Recently moved from the blackberry 6710 to an 8700. An upgrade of 1990. Amazon offers the phone for free, with a mail-in-rebate, if I don’t transfer my phone number. I’m cheap. Phone number changing.
It is an odd new world for me. I used to write apps for the 6710 and that was my vision of customizing the phone. And then I got laid off from that job. So my customization and use of the phone dwindled. I get paged for work on it. But it’s not integrated into our email or calendar system, so a lot of the “corporate” advantages of the blackberry go unused. So I thought I could leave the crackberry and live a normal life.
Kelly pointed out (or convinced me subliminally) that I would not be able to accept the UI on other phones. The RIM interface is one of the more usable phone/pda interfaces out there. We spent a good deal of time at Dejima trying to improve on the interface – so it would have been a lot easier if the interface wasn’t so good. But it is pretty good. Moving to Nokia or Motorola interfaces would be traumatizing for me he said. He was right. I tried Catherine’s boombox for a while and realized what kind of shock I’d go through.
So I waited. Thought maybe I’d get a Sidekick III whenever they came out. But they’d be on T-Mobile and T-Mobile didn’t seem to work in the office. Got a new fancy T-Mobile 7105 to try out and it wasn’t any better. I might have an interesting conversation in a couple days about how I did actually return a 2 year contract…maybe.
But my 6710 was fading fast. Solid black screens. Rebooting at will. Thumbwheel not wheeling. 5 years is a good lifetime for these things. Time to move on. So I’m a Cingular clone now. They have done a nice job branding the interface. Lots of cute icons. But they cover most of the “desktop” image one uses. If one wants to hide the interface, you need a theme from RIM that has only been approved in a build for an Indian telco – it is a more recent build, but it might just be that Cingular didn’t like the theme too.? Who knows.
So I’m running a Bharti RIM OS now (it is so tedious to get OS’s approved by telcos that I wouldn’t expect a Cingular update anytime soon, which is why I went with the Indian build – Cingular’s build is in the 170s. The Bharti is 284. RIM just keeps on cranking them out.) The classic arrangement of icons (like on Sal’s blackberry) is gone. Just the thin ribbon on the right (above). Which holds all the popular apps anyway but has a blowup menu available for the rest of the apps when necessary. Leaving most of that 320×240 color goodness for your own desires (Sal’s blackberry had about the same, if not better resolution than my 6710).

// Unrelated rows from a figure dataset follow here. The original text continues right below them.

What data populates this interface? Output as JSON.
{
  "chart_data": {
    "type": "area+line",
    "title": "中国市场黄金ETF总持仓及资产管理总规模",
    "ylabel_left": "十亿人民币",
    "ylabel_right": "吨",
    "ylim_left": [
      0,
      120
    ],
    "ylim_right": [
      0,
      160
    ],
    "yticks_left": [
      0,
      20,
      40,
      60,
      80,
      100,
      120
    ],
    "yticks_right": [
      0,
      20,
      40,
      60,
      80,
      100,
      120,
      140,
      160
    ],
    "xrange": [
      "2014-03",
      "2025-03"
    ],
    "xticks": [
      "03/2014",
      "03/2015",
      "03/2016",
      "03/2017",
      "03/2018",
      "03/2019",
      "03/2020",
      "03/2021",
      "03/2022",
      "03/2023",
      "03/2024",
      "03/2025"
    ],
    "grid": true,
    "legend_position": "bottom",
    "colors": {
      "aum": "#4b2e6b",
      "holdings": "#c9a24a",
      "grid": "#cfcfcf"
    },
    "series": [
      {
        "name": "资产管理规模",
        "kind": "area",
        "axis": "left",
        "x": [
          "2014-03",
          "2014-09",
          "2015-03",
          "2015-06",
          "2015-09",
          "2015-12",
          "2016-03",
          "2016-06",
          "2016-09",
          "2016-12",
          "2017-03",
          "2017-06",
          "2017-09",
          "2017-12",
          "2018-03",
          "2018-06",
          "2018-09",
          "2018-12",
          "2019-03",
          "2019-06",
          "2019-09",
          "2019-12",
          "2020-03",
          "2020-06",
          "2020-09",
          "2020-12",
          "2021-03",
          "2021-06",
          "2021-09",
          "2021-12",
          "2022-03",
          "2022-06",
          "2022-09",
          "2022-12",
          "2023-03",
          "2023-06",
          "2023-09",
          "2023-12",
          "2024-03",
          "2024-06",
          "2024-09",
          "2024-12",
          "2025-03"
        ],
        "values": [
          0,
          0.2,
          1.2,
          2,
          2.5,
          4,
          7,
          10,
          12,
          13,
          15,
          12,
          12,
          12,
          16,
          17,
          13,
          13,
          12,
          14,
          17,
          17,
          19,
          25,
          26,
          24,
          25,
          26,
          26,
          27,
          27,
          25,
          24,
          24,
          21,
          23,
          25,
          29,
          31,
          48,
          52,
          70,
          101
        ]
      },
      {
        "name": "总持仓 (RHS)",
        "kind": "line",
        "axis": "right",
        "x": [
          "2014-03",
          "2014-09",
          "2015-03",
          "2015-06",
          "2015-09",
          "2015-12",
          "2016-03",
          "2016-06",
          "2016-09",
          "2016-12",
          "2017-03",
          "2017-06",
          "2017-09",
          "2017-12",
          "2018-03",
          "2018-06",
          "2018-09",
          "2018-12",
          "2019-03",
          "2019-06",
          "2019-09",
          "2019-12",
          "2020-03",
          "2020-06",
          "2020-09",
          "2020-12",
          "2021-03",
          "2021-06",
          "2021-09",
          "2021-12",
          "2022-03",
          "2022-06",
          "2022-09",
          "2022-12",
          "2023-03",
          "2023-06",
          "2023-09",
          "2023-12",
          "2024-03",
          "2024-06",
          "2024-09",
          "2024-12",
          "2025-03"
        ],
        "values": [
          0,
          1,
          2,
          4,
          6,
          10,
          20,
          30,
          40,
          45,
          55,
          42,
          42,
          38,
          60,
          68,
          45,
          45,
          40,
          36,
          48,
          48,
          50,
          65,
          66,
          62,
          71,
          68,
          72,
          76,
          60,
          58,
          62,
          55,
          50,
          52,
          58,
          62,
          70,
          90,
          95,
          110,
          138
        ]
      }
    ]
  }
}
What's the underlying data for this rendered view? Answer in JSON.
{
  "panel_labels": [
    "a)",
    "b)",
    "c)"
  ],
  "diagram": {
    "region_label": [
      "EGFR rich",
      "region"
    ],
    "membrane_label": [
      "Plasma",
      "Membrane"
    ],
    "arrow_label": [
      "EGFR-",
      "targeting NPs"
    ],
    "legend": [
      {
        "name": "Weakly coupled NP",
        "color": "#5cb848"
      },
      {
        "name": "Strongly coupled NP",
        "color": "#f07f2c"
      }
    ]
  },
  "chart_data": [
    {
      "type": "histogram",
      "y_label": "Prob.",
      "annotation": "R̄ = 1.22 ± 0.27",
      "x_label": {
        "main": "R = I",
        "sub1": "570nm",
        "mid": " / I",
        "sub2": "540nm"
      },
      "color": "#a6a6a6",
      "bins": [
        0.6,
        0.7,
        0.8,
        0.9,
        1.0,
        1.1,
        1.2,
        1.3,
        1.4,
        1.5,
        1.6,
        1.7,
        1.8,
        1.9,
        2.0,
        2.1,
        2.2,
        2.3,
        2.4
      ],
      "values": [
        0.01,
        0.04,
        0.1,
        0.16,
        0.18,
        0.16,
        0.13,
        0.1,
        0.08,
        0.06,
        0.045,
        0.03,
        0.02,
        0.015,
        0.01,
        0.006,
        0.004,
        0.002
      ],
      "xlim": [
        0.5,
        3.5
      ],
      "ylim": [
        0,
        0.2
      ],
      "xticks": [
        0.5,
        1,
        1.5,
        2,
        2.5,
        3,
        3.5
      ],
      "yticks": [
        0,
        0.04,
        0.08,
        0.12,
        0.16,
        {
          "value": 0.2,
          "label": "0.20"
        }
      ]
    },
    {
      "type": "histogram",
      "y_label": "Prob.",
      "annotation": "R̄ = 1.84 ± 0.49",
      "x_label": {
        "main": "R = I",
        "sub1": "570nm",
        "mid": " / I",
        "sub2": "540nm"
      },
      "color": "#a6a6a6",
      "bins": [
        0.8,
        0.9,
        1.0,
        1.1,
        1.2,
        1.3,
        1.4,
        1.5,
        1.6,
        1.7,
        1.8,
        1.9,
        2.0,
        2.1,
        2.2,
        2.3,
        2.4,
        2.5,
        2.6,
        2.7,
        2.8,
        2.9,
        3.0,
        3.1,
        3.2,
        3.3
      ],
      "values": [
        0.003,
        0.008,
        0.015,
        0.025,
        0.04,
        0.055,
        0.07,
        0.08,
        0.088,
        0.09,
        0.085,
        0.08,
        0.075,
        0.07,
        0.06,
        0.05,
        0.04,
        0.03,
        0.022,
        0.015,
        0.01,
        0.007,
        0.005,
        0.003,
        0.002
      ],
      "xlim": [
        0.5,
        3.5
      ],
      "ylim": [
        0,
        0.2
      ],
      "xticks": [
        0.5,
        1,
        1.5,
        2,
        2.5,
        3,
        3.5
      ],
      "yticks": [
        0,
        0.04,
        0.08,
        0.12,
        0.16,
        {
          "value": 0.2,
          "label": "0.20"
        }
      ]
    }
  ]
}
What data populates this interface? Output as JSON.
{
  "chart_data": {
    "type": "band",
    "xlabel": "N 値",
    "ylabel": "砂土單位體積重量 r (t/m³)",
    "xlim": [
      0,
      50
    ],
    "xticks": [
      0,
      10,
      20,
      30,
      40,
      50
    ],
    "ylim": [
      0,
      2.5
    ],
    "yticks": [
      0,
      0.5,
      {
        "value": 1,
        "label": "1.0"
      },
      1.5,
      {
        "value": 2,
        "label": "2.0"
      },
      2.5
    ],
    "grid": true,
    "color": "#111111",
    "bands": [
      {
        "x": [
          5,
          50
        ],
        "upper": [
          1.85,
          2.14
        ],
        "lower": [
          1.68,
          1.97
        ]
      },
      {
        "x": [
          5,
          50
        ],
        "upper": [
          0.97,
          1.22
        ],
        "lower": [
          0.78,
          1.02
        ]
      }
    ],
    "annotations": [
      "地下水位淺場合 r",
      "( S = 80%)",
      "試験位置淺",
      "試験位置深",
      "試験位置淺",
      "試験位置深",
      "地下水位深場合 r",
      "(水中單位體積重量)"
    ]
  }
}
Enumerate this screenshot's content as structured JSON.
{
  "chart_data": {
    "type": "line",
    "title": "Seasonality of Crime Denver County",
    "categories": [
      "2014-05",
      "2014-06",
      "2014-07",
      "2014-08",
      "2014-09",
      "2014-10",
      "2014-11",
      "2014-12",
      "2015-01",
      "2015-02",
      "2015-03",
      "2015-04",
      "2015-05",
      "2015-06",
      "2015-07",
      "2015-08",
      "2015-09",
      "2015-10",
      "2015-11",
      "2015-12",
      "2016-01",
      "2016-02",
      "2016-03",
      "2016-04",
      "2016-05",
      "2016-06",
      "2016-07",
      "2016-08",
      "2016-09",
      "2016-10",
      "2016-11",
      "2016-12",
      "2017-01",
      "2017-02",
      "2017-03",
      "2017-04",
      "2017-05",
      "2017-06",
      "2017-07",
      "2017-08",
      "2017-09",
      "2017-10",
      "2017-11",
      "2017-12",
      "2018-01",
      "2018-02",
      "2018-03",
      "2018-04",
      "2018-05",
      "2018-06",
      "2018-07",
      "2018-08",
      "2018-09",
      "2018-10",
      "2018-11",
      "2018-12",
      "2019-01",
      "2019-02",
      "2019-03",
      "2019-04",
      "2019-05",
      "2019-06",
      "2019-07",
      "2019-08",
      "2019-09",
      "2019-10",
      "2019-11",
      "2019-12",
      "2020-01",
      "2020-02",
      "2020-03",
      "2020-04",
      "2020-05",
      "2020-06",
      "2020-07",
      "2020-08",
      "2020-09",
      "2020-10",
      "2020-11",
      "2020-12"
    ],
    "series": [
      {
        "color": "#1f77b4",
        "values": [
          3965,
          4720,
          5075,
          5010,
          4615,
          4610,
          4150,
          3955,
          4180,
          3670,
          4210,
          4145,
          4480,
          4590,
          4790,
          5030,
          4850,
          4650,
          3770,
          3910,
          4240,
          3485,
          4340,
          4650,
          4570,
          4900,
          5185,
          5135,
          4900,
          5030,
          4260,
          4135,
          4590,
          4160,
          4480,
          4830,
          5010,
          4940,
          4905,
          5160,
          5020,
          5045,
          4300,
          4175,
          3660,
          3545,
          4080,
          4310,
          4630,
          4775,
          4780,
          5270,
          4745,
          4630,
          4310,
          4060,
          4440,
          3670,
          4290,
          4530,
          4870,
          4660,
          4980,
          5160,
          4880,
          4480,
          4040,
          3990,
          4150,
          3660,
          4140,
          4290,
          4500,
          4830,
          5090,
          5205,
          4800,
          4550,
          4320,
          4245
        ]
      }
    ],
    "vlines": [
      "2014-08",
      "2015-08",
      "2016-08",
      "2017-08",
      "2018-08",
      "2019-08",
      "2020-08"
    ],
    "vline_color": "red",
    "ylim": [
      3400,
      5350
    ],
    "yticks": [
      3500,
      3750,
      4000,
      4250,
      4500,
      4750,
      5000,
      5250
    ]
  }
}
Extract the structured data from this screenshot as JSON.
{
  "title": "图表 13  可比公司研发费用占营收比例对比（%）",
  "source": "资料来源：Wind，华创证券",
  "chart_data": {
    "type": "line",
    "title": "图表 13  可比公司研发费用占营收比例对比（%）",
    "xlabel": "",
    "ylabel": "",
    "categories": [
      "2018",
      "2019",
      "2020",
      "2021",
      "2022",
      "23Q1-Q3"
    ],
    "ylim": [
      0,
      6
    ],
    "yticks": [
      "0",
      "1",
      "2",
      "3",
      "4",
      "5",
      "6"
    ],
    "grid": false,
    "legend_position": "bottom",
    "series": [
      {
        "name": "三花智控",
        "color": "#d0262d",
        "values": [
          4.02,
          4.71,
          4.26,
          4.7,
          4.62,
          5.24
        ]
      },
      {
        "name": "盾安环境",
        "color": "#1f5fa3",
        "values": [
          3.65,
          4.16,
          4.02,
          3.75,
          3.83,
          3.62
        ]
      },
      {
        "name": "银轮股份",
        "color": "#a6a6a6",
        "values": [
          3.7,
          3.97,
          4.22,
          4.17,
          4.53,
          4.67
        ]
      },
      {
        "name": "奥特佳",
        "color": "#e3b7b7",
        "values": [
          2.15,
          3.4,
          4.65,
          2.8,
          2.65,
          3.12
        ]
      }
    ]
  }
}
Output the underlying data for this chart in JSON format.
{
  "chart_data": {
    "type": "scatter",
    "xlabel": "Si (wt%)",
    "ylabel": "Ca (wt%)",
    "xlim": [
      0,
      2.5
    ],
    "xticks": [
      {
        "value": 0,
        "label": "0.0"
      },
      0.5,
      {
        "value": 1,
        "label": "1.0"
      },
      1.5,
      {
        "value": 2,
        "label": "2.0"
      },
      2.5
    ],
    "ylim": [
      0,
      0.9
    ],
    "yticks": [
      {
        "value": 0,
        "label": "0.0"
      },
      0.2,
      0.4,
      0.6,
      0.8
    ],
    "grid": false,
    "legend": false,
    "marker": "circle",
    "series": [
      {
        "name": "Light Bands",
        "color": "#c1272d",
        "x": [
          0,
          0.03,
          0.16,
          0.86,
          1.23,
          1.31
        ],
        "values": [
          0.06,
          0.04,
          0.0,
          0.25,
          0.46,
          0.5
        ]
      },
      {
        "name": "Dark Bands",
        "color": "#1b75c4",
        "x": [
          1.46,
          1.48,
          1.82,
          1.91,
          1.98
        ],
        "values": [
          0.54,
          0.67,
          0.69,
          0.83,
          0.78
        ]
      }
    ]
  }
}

If I was still writing blackberry apps, I’d write one to shuffle the desktop image randomly. That’d be nice. Maybe the ringtone too. Ringtone shuffler might lead to me not realizing that it’s my phone that’s ringing when we hear the Star Wars Imperial March or Puffy’s remake of Peaches N Cream or the RIM standard “Down2Business” tune. But it’d be fun.
They’ve done a decent job making this a more consumer oriented phone for business folk. There won’t be a camera ever, someone pointed out that cameras aren’t allowed into secure areas and blackberry won’t give up its security oriented clientele for the baby oriented ones. Seems fair. But the themes and ringtones are a step towards parity. With a great UI still.
The only complaint I’d have would be around phone quality. Kind of flakey or cracklely. Makes me make up words to describe it. But, some say the Bharti build improves phone quality. The ringtone is definitely louder. We’ll see about call quality.
It is crazy what kind of info is out there on this here internet thing.